The quad spread neat as a bookplate: clipped grass, pale stone, the long shadow of the library tower laid like a ladder across the flags. He stopped before he entered the building—not to gawk, but to mark it. People like my parents couldn’t have stood here as students, not when they were young. Oxford’s doors had been shut to Jews. They’d built lives anyway. I can walk in. I can ask questions out loud. He could use this for good. He would.

“Go on, milord,” the boy said behind him, as if he’d heard the thought.

“I’m going,” John said, and meant it, but he couldn’t shake the sensation that someone was following him. Or why else were the tiny hairs on his neck pricking up?

He turned back once more because he couldn’t help it. Maisie pressed her hand to her heart. Felix tipped the brim of his hat with two fingers, and the carriage moved through the gate and out of sight.

He waved until he was certain they couldn’t see him anymore, but the tight place under his ribs squeezed.

“Is the library open?” he asked the boy, who’d set down the strap.

“Yes, milord. Shall I wait for you here?”

“Please set this aside, I’ll return soon.” John crossed the quad with his hand on his chest and a list of instructions clattering pleasantly in his head: come home often; write first, worry later; eat; sleep; be kind.

The porter’s pen squeaked faintly as he mumbled to another new arrival behind John. Geese argued somewhere beyond the wall. John looked up at the great windows of the library, bright as Maisie’s polished silver candlesticks in the sun—

—and caught a flicker from the inside.

Blond hair, quick as a match-flare. A profile turned half away. A book held close to a blue-clad chest. The slightest tilt of a mouth, as ifa private joke had just landed.

It was a breath, no more. Enough to set the air inside him humming in a most unfamiliar way.

A swift beat rose where the ache had lived. Good, off to the library. Begin the work, he thought, and the tempo evened as he allowed himself to explore a little.

He entered the library and found a staircase open to a dark tower.
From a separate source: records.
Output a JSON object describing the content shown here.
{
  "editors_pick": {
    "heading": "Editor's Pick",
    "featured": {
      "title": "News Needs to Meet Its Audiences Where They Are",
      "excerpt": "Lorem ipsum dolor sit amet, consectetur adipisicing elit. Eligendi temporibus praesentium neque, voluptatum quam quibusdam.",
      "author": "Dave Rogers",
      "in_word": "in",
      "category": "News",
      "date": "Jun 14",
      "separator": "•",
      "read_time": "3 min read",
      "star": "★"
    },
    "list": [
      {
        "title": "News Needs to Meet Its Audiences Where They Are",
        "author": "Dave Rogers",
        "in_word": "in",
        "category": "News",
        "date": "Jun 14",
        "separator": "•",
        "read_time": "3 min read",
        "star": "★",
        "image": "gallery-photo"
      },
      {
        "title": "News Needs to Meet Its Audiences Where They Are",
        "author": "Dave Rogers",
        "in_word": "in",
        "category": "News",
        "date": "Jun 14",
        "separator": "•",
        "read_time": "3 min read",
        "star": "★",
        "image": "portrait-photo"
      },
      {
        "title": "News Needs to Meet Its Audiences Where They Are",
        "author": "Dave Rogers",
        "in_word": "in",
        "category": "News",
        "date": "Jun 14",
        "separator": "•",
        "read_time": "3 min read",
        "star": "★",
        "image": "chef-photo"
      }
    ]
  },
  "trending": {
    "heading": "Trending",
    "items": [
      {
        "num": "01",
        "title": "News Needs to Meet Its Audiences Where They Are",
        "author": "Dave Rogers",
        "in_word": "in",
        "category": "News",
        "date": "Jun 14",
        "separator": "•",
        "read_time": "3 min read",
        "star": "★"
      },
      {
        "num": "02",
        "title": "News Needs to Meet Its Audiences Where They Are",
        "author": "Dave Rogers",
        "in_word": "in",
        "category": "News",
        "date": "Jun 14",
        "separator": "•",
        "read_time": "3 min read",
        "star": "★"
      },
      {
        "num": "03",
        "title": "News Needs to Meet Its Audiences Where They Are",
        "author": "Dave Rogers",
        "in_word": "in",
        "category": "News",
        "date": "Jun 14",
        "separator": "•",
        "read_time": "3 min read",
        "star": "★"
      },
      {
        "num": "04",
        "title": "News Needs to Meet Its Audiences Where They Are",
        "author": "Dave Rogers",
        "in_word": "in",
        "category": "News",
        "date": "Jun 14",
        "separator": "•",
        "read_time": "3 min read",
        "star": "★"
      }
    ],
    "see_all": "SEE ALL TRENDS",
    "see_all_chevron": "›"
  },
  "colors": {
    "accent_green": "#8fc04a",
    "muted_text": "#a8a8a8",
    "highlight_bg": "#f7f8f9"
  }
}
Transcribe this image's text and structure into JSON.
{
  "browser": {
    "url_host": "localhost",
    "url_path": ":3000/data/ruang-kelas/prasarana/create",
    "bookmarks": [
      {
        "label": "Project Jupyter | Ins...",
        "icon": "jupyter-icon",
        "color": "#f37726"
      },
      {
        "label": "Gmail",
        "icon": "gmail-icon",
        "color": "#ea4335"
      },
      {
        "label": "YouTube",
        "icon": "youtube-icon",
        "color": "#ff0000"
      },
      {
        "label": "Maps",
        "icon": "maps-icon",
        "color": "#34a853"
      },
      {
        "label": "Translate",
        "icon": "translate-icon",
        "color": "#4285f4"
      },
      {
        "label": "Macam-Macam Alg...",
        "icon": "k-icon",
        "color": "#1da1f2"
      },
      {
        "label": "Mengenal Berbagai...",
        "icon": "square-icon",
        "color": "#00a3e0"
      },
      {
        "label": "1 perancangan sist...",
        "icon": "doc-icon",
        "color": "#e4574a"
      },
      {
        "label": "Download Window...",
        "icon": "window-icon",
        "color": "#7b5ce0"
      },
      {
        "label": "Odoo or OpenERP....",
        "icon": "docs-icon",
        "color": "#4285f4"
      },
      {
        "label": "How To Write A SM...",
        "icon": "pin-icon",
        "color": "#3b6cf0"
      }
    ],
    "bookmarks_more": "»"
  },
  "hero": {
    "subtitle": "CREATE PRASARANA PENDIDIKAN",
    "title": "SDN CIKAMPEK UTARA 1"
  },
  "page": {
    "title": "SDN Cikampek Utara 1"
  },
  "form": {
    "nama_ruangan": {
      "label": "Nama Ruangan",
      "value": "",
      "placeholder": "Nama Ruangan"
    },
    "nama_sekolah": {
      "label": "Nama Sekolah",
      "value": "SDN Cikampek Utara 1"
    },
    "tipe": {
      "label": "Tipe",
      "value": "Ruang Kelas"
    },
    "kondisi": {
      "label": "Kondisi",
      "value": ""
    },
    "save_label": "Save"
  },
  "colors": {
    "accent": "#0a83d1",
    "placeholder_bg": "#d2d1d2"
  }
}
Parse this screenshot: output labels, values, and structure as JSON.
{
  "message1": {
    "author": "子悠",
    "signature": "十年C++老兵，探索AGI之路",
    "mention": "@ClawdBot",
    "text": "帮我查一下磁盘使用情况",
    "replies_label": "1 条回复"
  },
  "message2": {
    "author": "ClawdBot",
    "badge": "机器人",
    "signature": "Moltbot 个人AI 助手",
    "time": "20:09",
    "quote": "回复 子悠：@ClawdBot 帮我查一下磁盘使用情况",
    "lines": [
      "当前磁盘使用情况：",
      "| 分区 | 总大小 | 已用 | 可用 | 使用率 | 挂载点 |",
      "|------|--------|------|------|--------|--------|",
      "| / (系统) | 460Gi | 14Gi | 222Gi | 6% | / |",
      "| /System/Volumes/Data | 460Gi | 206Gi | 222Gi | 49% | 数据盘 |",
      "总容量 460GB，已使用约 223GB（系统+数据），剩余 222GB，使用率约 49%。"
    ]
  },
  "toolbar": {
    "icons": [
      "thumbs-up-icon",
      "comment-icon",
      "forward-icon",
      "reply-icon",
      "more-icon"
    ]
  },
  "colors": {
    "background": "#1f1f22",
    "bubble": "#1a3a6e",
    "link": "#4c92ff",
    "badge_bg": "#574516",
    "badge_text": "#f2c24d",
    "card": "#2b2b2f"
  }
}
Perhaps that’s where she is.

He climbed. The old treads answered each boot with a hollow thud that sounded like a secret he needed to uncover. At the landing between two floors, where the windows faced the court, he paused one last time and looked back across the court. Carriages delivered more new students to the new dormitory, but he was already at the library.

John smiled and went up to where he’d seen the blonde girl.

The room he found at the end of the staircase was small and bright. A desk with a nick in one corner. A window overlooking the court. Books in an uneven stack, a blue shawl slung over the chair back, a mug ring on the sill as if someone had been here often and in a hurry. Someone lived in this forgotten corner.

“What are you doing here?” The voice came from the shadow near the shelves—clear, bright, with a faint lilt that felt instantly like home. Like how Maisie and Deena sounded after a long spell of German.

Hm. Curious.

“I didn’t know there were girls in the library,” John said, turning toward the sound. Another ridiculous rule. Why should girls and Jews be barred from rooms built for thought? In his house, both owned half the shelves.

“I saw you arrive, you’re new,” she said.